Url Parsing in C

Here’s the translation of the URL parsing example from Go to C:

#include <stdio.h>
#include <stdlib.h>
#include <string.h>

// Simple structure to hold URL components
typedef struct {
    char *scheme;
    char *user;
    char *password;
    char *host;
    char *port;
    char *path;
    char *query;
    char *fragment;
} URL;

// Function to parse a URL string
URL* parse_url(const char* url_string) {
    URL* url = malloc(sizeof(URL));
    memset(url, 0, sizeof(URL));

    // Parse scheme
    char* scheme_end = strstr(url_string, "://");
    if (scheme_end) {
        url->scheme = strndup(url_string, scheme_end - url_string);
        url_string = scheme_end + 3;
    }

    // Parse user info
    char* at_sign = strchr(url_string, '@');
    if (at_sign) {
        char* user_info = strndup(url_string, at_sign - url_string);
        char* colon = strchr(user_info, ':');
        if (colon) {
            url->user = strndup(user_info, colon - user_info);
            url->password = strdup(colon + 1);
        } else {
            url->user = strdup(user_info);
        }
        free(user_info);
        url_string = at_sign + 1;
    }

    // Parse host and port
    char* path_start = strchr(url_string, '/');
    char* host_port = path_start ? strndup(url_string, path_start - url_string) : strdup(url_string);
    char* colon = strchr(host_port, ':');
    if (colon) {
        url->host = strndup(host_port, colon - host_port);
        url->port = strdup(colon + 1);
    } else {
        url->host = strdup(host_port);
    }
    free(host_port);

    // Parse path
    if (path_start) {
        url_string = path_start + 1;
        char* query_start = strchr(url_string, '?');
        if (query_start) {
            url->path = strndup(url_string, query_start - url_string);
            url_string = query_start + 1;
        } else {
            char* fragment_start = strchr(url_string, '#');
            if (fragment_start) {
                url->path = strndup(url_string, fragment_start - url_string);
                url_string = fragment_start + 1;
            } else {
                url->path = strdup(url_string);
                return url;
            }
        }
    }

    // Parse query
    char* fragment_start = strchr(url_string, '#');
    if (fragment_start) {
        url->query = strndup(url_string, fragment_start - url_string);
        url->fragment = strdup(fragment_start + 1);
    } else {
        url->query = strdup(url_string);
    }

    return url;
}

void free_url(URL* url) {
    if (url) {
        free(url->scheme);
        free(url->user);
        free(url->password);
        free(url->host);
        free(url->port);
        free(url->path);
        free(url->query);
        free(url->fragment);
        free(url);
    }
}

int main() {
    // We'll parse this example URL, which includes a
    // scheme, authentication info, host, port, path,
    // query params, and query fragment.
    const char* s = "postgres://user:pass@host.com:5432/path?k=v#f";

    // Parse the URL and ensure there are no errors.
    URL* u = parse_url(s);
    if (!u) {
        fprintf(stderr, "Failed to parse URL\n");
        return 1;
    }

    // Accessing the scheme is straightforward.
    printf("Scheme: %s\n", u->scheme);

    // User contains all authentication info
    printf("User: %s\n", u->user);
    printf("Password: %s\n", u->password);

    // The Host contains both the hostname and the port,
    // if present.
    printf("Host: %s\n", u->host);
    printf("Port: %s\n", u->port);

    // Here we extract the path and the fragment after
    // the #.
    printf("Path: %s\n", u->path);
    printf("Fragment: %s\n", u->fragment);

    // To get query params in a string of k=v format,
    // use the query field. You can parse this string
    // further if needed.
    printf("Query: %s\n", u->query);

    // Clean up
    free_url(u);

    return 0;
}

This C code provides a basic implementation of URL parsing. Here’s an explanation of the key points:

  1. We define a URL struct to hold the different components of a URL.
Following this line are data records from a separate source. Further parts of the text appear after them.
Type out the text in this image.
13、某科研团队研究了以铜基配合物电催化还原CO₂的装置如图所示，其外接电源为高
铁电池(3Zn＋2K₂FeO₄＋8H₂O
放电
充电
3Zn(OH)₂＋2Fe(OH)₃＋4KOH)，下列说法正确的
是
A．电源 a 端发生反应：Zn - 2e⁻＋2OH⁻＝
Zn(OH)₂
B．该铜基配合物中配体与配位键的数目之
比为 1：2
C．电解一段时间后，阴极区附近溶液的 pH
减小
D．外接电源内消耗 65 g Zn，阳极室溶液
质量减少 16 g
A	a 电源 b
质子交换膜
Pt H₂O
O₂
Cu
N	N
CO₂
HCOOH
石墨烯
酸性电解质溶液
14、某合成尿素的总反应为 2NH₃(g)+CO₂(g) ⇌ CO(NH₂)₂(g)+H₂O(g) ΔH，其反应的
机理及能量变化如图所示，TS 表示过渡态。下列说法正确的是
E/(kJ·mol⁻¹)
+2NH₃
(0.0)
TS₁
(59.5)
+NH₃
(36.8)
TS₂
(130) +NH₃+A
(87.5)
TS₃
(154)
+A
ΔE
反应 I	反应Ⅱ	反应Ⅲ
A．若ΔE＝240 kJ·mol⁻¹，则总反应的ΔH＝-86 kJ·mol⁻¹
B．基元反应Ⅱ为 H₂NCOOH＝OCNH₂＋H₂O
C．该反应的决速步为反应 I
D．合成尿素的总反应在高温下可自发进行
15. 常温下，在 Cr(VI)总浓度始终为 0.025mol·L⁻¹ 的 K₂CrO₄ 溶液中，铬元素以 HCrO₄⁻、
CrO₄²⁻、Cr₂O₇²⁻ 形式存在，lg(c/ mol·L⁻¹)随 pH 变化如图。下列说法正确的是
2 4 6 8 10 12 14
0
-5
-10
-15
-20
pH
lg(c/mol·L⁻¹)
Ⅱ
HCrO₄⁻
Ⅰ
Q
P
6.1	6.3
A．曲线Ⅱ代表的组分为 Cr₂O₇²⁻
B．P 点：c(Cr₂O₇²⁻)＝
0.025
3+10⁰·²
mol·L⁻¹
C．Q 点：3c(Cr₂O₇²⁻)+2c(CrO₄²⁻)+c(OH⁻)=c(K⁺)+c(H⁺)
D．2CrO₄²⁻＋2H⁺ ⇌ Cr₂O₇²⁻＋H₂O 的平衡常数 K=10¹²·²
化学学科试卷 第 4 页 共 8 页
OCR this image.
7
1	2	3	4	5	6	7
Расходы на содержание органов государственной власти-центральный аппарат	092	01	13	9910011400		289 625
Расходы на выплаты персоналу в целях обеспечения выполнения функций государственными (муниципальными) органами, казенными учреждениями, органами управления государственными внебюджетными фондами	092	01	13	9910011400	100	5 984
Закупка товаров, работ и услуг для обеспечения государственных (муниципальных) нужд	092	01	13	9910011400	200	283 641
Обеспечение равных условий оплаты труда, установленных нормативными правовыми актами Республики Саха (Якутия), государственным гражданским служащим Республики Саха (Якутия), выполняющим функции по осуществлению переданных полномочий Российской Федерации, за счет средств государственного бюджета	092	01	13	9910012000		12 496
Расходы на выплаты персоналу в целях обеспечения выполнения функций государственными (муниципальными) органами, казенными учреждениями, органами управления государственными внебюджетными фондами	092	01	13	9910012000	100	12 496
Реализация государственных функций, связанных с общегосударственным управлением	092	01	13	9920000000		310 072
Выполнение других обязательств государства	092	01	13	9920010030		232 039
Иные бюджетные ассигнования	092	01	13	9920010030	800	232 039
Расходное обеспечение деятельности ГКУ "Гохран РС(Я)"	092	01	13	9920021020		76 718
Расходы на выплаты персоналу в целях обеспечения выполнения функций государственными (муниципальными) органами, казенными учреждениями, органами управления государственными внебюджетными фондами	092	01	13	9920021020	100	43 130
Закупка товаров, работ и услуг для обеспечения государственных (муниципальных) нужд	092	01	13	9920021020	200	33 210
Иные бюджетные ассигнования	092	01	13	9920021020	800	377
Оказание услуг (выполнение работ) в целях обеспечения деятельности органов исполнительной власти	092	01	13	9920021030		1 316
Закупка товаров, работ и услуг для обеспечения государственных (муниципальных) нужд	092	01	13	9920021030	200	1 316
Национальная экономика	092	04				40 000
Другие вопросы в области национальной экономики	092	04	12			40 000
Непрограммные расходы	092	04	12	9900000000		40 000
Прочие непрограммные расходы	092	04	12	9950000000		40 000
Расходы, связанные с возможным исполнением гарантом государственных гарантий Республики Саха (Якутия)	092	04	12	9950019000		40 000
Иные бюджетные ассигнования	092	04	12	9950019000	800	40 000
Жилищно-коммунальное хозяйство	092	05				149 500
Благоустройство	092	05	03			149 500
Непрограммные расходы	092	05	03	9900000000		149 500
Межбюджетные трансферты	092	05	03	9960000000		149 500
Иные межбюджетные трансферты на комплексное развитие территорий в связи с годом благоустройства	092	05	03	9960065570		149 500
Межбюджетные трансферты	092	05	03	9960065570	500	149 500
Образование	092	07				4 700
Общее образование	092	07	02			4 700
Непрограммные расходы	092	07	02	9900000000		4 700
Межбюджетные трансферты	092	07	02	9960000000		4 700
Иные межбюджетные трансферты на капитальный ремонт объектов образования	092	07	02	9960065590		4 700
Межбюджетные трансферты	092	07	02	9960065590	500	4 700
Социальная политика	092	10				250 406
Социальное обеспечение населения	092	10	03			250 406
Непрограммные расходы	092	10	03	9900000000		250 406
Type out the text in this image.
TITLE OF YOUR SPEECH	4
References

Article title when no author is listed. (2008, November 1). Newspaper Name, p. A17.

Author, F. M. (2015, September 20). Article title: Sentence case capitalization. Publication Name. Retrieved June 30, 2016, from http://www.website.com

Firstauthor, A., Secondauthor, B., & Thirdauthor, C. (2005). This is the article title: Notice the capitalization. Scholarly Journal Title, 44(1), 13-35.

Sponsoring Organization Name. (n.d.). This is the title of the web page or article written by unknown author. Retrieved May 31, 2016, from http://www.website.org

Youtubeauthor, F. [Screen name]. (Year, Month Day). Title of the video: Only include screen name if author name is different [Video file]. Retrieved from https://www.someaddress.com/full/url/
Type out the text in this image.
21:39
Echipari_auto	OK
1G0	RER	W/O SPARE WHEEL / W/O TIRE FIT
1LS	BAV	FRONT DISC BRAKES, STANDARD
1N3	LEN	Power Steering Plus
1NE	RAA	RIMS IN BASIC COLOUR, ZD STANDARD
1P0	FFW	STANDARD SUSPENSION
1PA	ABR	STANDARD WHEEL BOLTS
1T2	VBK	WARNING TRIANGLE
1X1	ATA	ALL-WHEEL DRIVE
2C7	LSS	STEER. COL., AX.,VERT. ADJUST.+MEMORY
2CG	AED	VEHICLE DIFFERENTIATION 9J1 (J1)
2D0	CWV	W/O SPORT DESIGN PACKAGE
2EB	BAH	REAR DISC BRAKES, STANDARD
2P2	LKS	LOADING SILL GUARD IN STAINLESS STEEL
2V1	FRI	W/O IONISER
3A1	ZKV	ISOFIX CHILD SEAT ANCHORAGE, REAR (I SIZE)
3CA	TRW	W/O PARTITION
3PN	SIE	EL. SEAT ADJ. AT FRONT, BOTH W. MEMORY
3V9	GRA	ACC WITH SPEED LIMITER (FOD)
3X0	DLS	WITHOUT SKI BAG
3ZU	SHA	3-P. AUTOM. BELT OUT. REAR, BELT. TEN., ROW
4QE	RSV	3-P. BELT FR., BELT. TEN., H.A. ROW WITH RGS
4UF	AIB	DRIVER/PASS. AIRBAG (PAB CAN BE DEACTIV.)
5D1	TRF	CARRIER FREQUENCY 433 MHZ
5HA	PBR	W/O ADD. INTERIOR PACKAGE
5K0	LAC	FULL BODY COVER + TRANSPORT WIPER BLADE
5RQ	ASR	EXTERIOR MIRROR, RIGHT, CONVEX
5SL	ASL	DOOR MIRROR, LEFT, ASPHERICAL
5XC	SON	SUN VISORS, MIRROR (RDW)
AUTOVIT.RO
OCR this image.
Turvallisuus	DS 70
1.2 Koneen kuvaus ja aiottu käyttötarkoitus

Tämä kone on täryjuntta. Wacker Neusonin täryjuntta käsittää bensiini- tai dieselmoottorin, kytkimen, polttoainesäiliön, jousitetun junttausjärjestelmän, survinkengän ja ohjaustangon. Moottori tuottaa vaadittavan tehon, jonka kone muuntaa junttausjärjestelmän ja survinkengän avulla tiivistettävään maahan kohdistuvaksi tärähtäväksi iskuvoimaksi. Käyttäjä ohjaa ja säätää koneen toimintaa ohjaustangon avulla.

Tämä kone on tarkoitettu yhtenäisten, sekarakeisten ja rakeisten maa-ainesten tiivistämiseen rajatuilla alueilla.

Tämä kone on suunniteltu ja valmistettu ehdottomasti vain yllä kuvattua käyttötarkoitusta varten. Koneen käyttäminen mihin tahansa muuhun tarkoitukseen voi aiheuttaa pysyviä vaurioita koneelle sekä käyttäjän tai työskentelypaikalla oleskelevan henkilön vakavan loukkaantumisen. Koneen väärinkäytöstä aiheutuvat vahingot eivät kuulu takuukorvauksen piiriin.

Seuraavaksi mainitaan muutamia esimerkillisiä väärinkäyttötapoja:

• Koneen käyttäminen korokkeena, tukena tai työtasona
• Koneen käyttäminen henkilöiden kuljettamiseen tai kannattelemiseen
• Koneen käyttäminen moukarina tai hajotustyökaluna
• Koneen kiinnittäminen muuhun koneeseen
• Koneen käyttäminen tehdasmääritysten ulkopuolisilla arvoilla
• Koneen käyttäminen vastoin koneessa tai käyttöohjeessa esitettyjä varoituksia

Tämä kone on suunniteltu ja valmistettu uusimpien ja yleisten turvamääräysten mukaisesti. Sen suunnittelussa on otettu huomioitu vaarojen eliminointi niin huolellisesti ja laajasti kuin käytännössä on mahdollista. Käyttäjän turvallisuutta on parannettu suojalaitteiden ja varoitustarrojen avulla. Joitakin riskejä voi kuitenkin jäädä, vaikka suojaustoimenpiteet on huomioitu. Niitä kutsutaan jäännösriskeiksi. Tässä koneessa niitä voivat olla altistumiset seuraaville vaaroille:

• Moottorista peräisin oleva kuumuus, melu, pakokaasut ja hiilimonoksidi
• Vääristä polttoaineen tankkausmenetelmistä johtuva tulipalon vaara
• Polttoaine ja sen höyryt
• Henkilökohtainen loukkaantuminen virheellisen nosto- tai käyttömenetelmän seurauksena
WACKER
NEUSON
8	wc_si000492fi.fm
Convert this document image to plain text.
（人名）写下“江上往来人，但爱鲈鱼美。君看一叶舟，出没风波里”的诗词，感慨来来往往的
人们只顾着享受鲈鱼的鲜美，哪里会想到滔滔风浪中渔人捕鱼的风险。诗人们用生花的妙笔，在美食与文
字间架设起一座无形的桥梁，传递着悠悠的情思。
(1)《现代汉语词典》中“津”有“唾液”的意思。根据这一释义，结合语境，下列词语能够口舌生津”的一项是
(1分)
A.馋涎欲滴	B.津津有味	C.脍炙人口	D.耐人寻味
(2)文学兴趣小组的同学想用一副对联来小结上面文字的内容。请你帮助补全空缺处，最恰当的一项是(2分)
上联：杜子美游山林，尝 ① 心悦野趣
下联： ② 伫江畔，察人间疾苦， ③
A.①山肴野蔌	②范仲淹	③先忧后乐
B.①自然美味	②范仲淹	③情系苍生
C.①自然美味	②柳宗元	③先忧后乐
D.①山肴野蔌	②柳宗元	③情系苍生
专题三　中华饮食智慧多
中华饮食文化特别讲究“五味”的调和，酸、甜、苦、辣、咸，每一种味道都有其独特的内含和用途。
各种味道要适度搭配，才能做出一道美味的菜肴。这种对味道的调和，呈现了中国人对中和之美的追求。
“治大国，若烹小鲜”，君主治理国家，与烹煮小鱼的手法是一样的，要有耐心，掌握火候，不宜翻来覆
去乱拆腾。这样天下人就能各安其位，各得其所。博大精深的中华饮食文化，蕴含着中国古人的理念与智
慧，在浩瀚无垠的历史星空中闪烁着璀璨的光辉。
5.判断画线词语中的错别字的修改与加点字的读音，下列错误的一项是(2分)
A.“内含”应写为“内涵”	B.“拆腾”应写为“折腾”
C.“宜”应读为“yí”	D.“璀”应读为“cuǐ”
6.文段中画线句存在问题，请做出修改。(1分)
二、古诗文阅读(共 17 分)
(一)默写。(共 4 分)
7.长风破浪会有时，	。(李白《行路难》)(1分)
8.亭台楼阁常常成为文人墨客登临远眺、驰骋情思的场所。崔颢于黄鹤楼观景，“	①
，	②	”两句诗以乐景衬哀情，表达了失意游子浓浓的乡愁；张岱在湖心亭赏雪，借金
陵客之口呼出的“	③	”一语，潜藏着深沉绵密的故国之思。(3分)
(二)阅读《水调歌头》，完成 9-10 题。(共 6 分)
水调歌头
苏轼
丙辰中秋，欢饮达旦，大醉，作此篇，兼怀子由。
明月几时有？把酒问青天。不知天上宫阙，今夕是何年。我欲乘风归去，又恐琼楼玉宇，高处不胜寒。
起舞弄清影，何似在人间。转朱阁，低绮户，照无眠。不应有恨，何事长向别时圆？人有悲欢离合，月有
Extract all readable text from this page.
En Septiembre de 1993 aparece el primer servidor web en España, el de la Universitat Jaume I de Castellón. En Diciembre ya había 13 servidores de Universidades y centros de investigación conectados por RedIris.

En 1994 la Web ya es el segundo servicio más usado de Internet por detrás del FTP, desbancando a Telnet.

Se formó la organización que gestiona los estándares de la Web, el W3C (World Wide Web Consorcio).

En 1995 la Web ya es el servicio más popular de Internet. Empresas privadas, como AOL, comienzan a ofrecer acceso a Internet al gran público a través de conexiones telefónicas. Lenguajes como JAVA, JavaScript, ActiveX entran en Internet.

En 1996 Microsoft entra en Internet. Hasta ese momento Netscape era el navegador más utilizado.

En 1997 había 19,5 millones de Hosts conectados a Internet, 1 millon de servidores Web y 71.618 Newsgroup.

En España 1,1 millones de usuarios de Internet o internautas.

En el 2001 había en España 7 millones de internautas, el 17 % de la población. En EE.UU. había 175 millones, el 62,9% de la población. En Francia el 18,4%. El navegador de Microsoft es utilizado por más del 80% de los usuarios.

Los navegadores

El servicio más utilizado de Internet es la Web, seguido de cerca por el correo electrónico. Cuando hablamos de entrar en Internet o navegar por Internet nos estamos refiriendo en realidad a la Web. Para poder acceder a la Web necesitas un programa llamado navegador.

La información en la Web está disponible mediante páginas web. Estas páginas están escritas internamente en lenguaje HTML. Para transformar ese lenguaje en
  2. The parse_url function takes a URL string and parses it into the URL struct. This function uses string manipulation functions from the C standard library to extract different parts of the URL.

  3. In the main function, we create an example URL string and parse it using our parse_url function.

  4. We then print out the different components of the parsed URL.

  5. Finally, we free the memory allocated for the URL struct.

Note that this implementation is basic and may not handle all edge cases or comply with the full URL specification. In a production environment, you might want to use a more robust, well-tested library for URL parsing.

To compile and run this program:

$ gcc url_parsing.c -o url_parsing
$ ./url_parsing
Scheme: postgres
User: user
Password: pass
Host: host.com
Port: 5432
Path: path
Fragment: f
Query: k=v

This program demonstrates basic URL parsing in C, showing how to extract different components of a URL string.